В первой же советской комендатуре они предъявили список, написанный от руки на обороте немецкой листовки: «Список колхозниц села Доброе Калужской области, направляющихся домой из фашистской неволи». Этот список, заверенный рукою секретаря сельского Совета, и печать находятся сейчас где-то в музее.
— …Она не только ее воспитала. Дело в том, что в последний момент, всучив какому-то полицаю литр самогона, она поменялась судьбою со своей шестнадцатилетней племянницей — с Евгенией Григорьевной — и вместо нее оказалась в Германии. — Федю несло. — Когда я ходил в женихах, то Евдокия Павловна числилась еще только нянькой, дальней родственницей из деревни Евгении Григорьевны, а потом ранг повысился — превратилась в родную тетку. Время поменялось. Видите ли, раньше Евгении Григорьевне было боязно: все-таки тетка побывала в плену. Дочь на нее оставлять было небоязно, а вот биографии ее тещенька моя страшилась. Ведь она к этому времени сделала блестящую карьеру: из деревни она, конечно, еще война не кончилась, тягу дала, служила официанткой, и тут ей подфартило — вышла замуж за лейтенанта, а тот оказался не без мозгов: после демобилизации крепко принялся за учебу…

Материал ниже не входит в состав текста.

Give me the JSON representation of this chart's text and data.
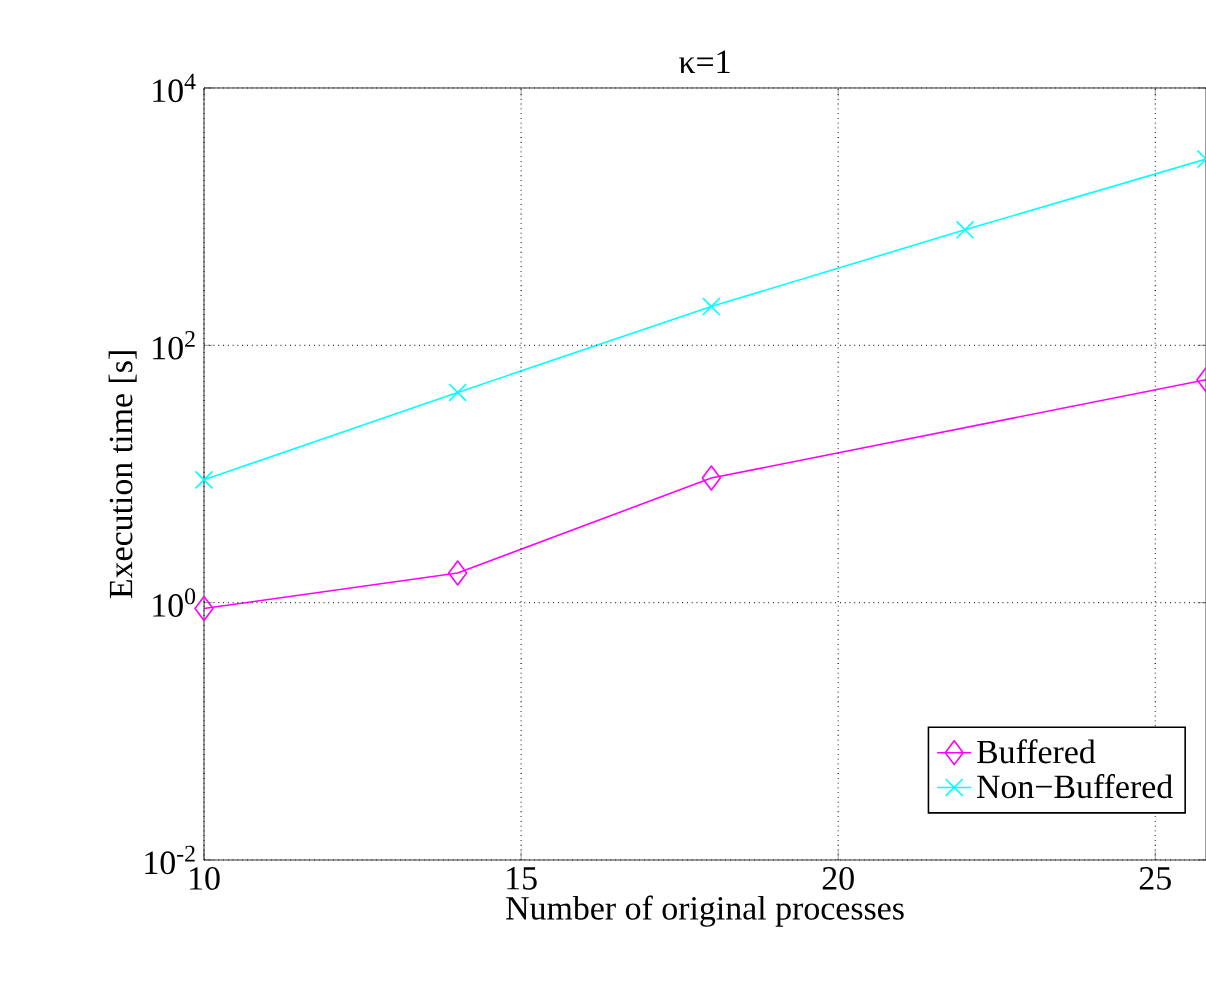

В начавшейся на Каширском шоссе метели, в этих длинных от разворота перегонах мы изрядно проплутали и подъехали к моргу с опозданием в десять — пятнадцать минут. Внушительная кавалькада, остановившаяся у крепкого бетонного дома на задворках больничного городка, произвела должное впечатление не только на водителя ждавшего у морга автобуса, но и на служителей — все как-то подавили возникшее неудовольствие, простили срыв своего графика и порядка, правда, Федя в каком-то исступленном остервенении сунул одному, другому по десятке, — и очень быстро нас ввели в небольшой зал, где на постаменте в гробу, обтянутом недорогой розовой материей, лежала Евдокия Павловна.